A few weeks ago, my account on Hacker News, a Reddit like aggregation site for technology links, was banned. My five-year old account received zero warnings before I got a comment from a moderator. Recently, I also discovered from a friend that this website, BattlePenguin.com, has been shadow banned on Hacker News. To any user submitting one of my posts, the submission will look as if it’s successful and appear on the new page. However, if one switches to a private browser, they’ll find that the submission does not appear.
I cross promote new articles on this blog across several platforms, some that are even hostile to smaller websites. Typically, promoting on various platforms doesn’t guarantee additional clicks unless you actively participate on that social network. Hacker News was one of the few sites I enjoyed participating on. I knew it was heavily moderated, but I liked how it generally pushed articles specific to programming, hardware and technology, and avoided more controversial topics.

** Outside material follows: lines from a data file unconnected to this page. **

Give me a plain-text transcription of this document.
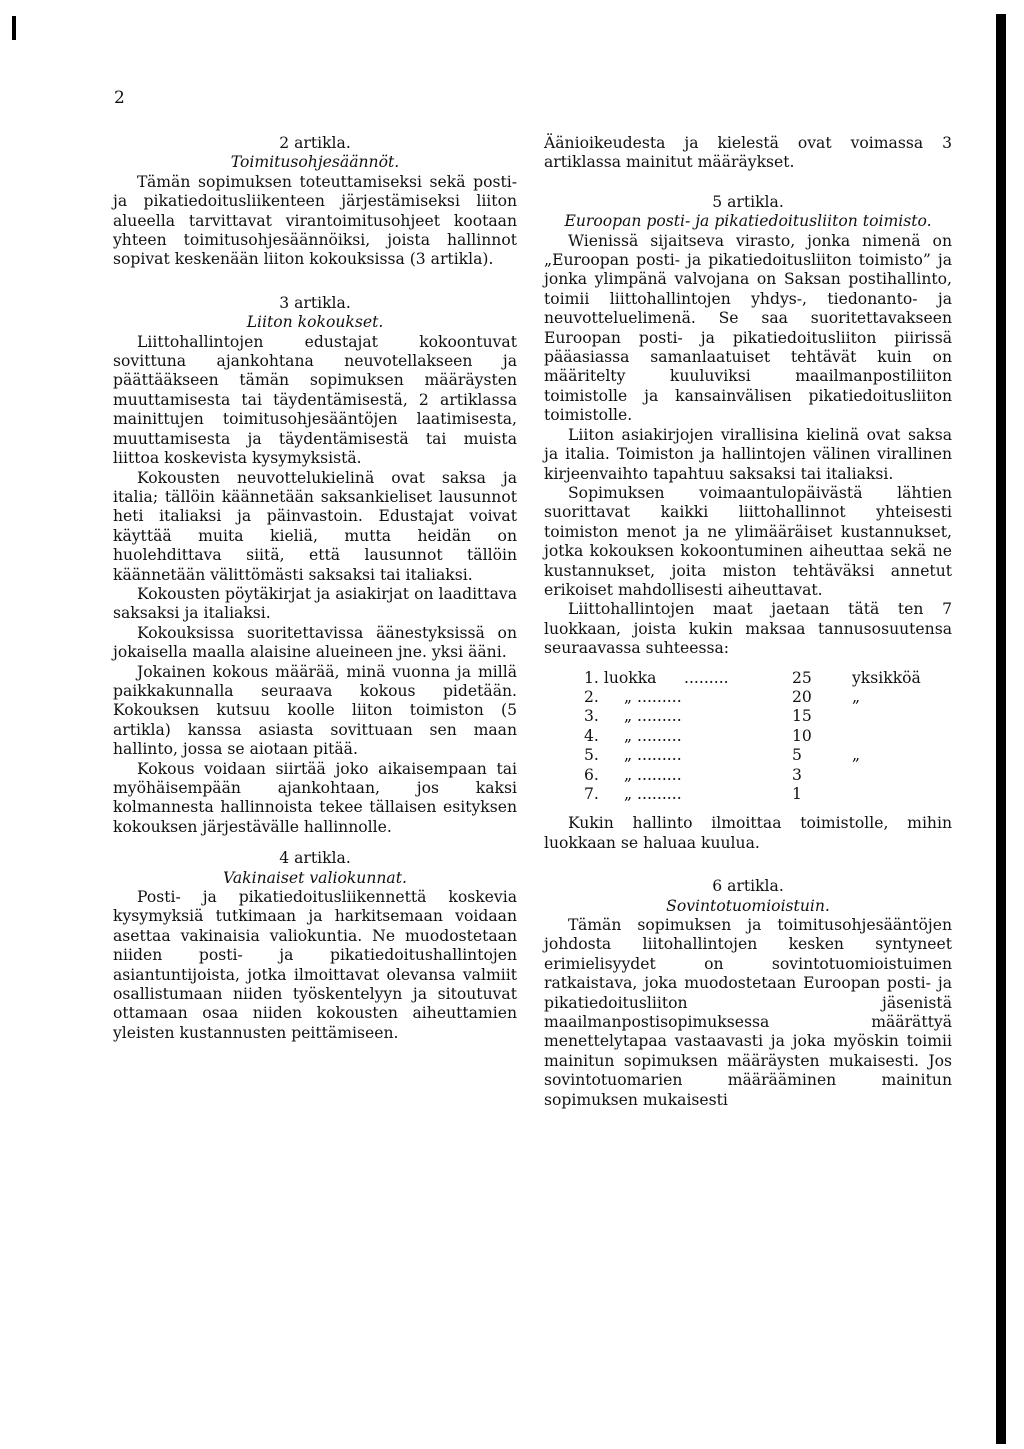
2
2 artikla.
Toimitusohjesäännöt.

Tämän sopimuksen toteuttamiseksi sekä posti- ja pikatiedoitusliikenteen järjestämiseksi liiton alueella tarvittavat virantoimitusohjeet kootaan yhteen toimitusohjesäännöiksi, joista hallinnot sopivat keskenään liiton kokouksissa (3 artikla).

3 artikla.
Liiton kokoukset.

Liittohallintojen edustajat kokoontuvat sovittuna ajankohtana neuvotellakseen ja päättääkseen tämän sopimuksen määräysten muuttamisesta tai täydentämisestä, 2 artiklassa mainittujen toimitusohjesääntöjen laatimisesta, muuttamisesta ja täydentämisestä tai muista liittoa koskevista kysymyksistä.

Kokousten neuvottelukielinä ovat saksa ja italia; tällöin käännetään saksankieliset lausunnot heti italiaksi ja päinvastoin. Edustajat voivat käyttää muita kieliä, mutta heidän on huolehdittava siitä, että lausunnot tällöin käännetään välittömästi saksaksi tai italiaksi.

Kokousten pöytäkirjat ja asiakirjat on laadittava saksaksi ja italiaksi.

Kokouksissa suoritettavissa äänestyksissä on jokaisella maalla alaisine alueineen jne. yksi ääni.

Jokainen kokous määrää, minä vuonna ja millä paikkakunnalla seuraava kokous pidetään. Kokouksen kutsuu koolle liiton toimiston (5 artikla) kanssa asiasta sovittuaan sen maan hallinto, jossa se aiotaan pitää.

Kokous voidaan siirtää joko aikaisempaan tai myöhäisempään ajankohtaan, jos kaksi kolmannesta hallinnoista tekee tällaisen esityksen kokouksen järjestävälle hallinnolle.

4 artikla.
Vakinaiset valiokunnat.

Posti- ja pikatiedoitusliikennettä koskevia kysymyksiä tutkimaan ja harkitsemaan voidaan asettaa vakinaisia valiokuntia. Ne muodostetaan niiden posti- ja pikatiedoitushallintojen asiantuntijoista, jotka ilmoittavat olevansa valmiit osallistumaan niiden työskentelyyn ja sitoutuvat ottamaan osaa niiden kokousten aiheuttamien yleisten kustannusten peittämiseen.

Äänioikeudesta ja kielestä ovat voimassa 3 artiklassa mainitut määräykset.

5 artikla.
Euroopan posti- ja pikatiedoitusliiton toimisto.

Wienissä sijaitseva virasto, jonka nimenä on „Euroopan posti- ja pikatiedoitusliiton toimisto” ja jonka ylimpänä valvojana on Saksan postihallinto, toimii liittohallintojen yhdys-, tiedonanto- ja neuvotteluelimenä. Se saa suoritettavakseen Euroopan posti- ja pikatiedoitusliiton piirissä pääasiassa samanlaatuiset tehtävät kuin on määritelty kuuluviksi maailmanpostiliiton toimistolle ja kansainvälisen pikatiedoitusliiton toimistolle.

Liiton asiakirjojen virallisina kielinä ovat saksa ja italia. Toimiston ja hallintojen välinen virallinen kirjeenvaihto tapahtuu saksaksi tai italiaksi.

Sopimuksen voimaantulopäivästä lähtien suorittavat kaikki liittohallinnot yhteisesti toimiston menot ja ne ylimääräiset kustannukset, jotka kokouksen kokoontuminen aiheuttaa sekä ne kustannukset, joita miston tehtäväksi annetut erikoiset mahdollisesti aiheuttavat.

Liittohallintojen maat jaetaan tätä ten 7 luokkaan, joista kukin maksaa tannusosuutensa seuraavassa suhteessa:

1. luokka	.........	25	yksikköä
2.	„ .........	20	„
3.	„ .........	15
4.	„ .........	10
5.	„ .........	5	„
6.	„ .........	3
7.	„ .........	1

Kukin hallinto ilmoittaa toimistolle, mihin luokkaan se haluaa kuulua.

6 artikla.
Sovintotuomioistuin.

Tämän sopimuksen ja toimitusohjesääntöjen johdosta liitohallintojen kesken syntyneet erimielisyydet on sovintotuomioistuimen ratkaistava, joka muodostetaan Euroopan posti- ja pikatiedoitusliiton jäsenistä maailmanpostisopimuksessa määrättyä menettelytapaa vastaavasti ja joka myöskin toimii mainitun sopimuksen määräysten mukaisesti. Jos sovintotuomarien määrääminen mainitun sopimuksen mukaisesti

This started to change heavily last year around the beginning of the pandemic. Almost every tech news site on the Internet was flooded with stories on COVID. Hacker News began to allow some of these topics for a while. Over time, posts on COVID were heavily weighted, so they’d fall off the front page quickly. Certain political posts also started being allowed, some even restored after they had been flagged. These types of posts don’t stay up long, but I’ve found them invaluable since they often contain quite a few controversial view points, for various people in tech all across the world. As time went on, more balanced voices became drown out, and I found it was increasingly valuable to read controversial posts from the bottom
I’ve participated in Hacker News discussions for years, mostly to the detriment of my attention. The site is a terrible time suck. Although I rarely used sites like Facebook or Twitter, I assume my Hacker News usage would be similar the social media use of my friends who are not in tech.
My participation on Hacker News hasn’t been entirely one sided. Some of my own posts have done very well on the site, resonating with the thoughts of other professionals in the industry. Some of my largest traffic spikes came from making it to the front page, exceeding any traffic I’ve ever gotten from Reddit. Hacker News was a website I enjoyed having discussions on. I may not have millions of readers, yet being deplatformed from a microcosm of the Internet I typically enjoyed, did cut a little close.
I realize I could have simply made another account, but the moment I was banned, I stopped visiting the site entirely within a day. I started visiting other news sites and adding more tech news to my RSS feeds. And now, weeks later, I see that my blog itself has been banned from even appearing in the news feed.
I’m a small player in the world of tech giants; one small Hacker News user in a sea of many. Yet it was still one of the few platforms that gave me the opportunity to reach a wide audience with my writing. I’ve gotten e-mails from people who have read my posts, sometimes to offer up corrections, or occasionally to offer thanks. I’m saddened that my contributions may not have the reach they once had, and that one of the platforms I participated in has chosen to shadow ban my website with no explanation. I do fear this push to conformity and monoculture within the tech industry will drive any true diversity of ideas off most platforms; leading each new forum or platform to cater to specific ideologies with echo chambers, and very little cross-pollination.
I do not write for the masses. I write for myself, and whoever wants to listen. In the end, it is those that block out alternative view points that hurt themselves and their user bases. Although my readership may be a bit smaller in the future, at least my thoughts are preserved on a website I built myself. I do not mourn turning my back on Hacker News, but look forward to what newer technologies and platforms lie around the corner.